Does It Help Insomnia?

There are no specific clinical trials evaluating the effect of skullcap on sleep and insomnia (7). There is one study from China which comments on the fact that Scutellaria radix root drug extract was noted to contain melatonin. Therefore, it is biologically plausible that Scutellaria could have a role in sleep.

Bottom Line

There is no clinical data to support the role of skullcap in sleep at present.

Does It Reduce Risk of Heart Disease?

There are no clinical trials evaluating the effect of skullcap on heart disease. Studies in rats show that Scutellaria improves vascular elasticity and stimulates catalase activity and thereby exerted a cardioprotective effect (8). It also improves myocardial contractility in rats with lipopolysaccharide-induced sepsis (9).

Bottom Line

There is currently no clinical evidence to support a role for Scutellaria in reducing the risk of heart disease.

Does It Lower Fevers Resulting From the Flu?

There are no human clinical trials looking at the effect of skullcap in influenza.

Studies of Huang Qin derived from the roots of Scutellaria baicalensis Georgi showed that it is more potent than the flu drug Tamiflu against laboratory strains of the H1N1 virus (10).

A second study identified that Scutellaria baicalensis Georgi exhibits anti-influenza A activity via induction of interferon-gamma (11).

The anti-influenza activity of skullcap was also confirmed in a more recent study using a new anti-neuraminidase assay in 2016 (12).

Bottom Line

There is preclinical but no clinical data to support the role of skullcap as an anti-influenza agent.

Does It Treat Epilepsy?

There are no human clinical trials looking at the effect of skullcap on epilepsy. A study showed that male rats with artificially induced epilepsy who were given a combination of three herbal fluid extracts (Scutellaria lateriflora, Gelsemium, and Jimson Weed ) remained seizure-free as compared to rats who just received tap water (13).

Further support for the role of skullcap in epilepsy comes from a laboratory-based study in Korea which suggests that the anticonvulsant activity of skullcap is mediated via the benzodiazepine binding site of GABA receptors and relates to a dihydroxy group present on the flavonoids of Scutellaria (14).

Bottom Line

There are no clinical studies to support the role of skullcap in epilepsy.

Is Skullcap Safe?

Single oral doses of 100-2,800 mg of baicalein extracted from skullcap have been shown to be safe and well tolerated by healthy subjects (15).

However, there are reports of adulteration of skullcap with Teucrium species, which is known to be hepatotoxic (16). It is therefore advisable to buy skullcap from a reputable company.

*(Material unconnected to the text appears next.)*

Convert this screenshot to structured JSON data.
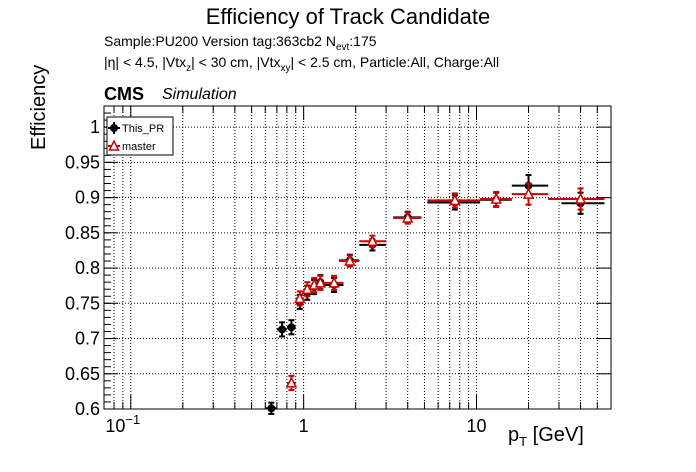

Skullcap is an inhibitor of the cytochrome P450 drug-metabolizing system and can cause toxicity if co-administered with other drugs metabolized by this pathway, e.g. some drugs used in HIV disease.

Like many other herbal medicines, skullcap can increase the risk of bleeding in people taking blood-thinning or anticoagulant therapies.

Skullcap can also decrease the effectiveness of lipid-lowering statin drugs.

Conclusion

The lack of quality research on skullcap makes it very difficult to take an informed stand on this herbal remedy for any indication.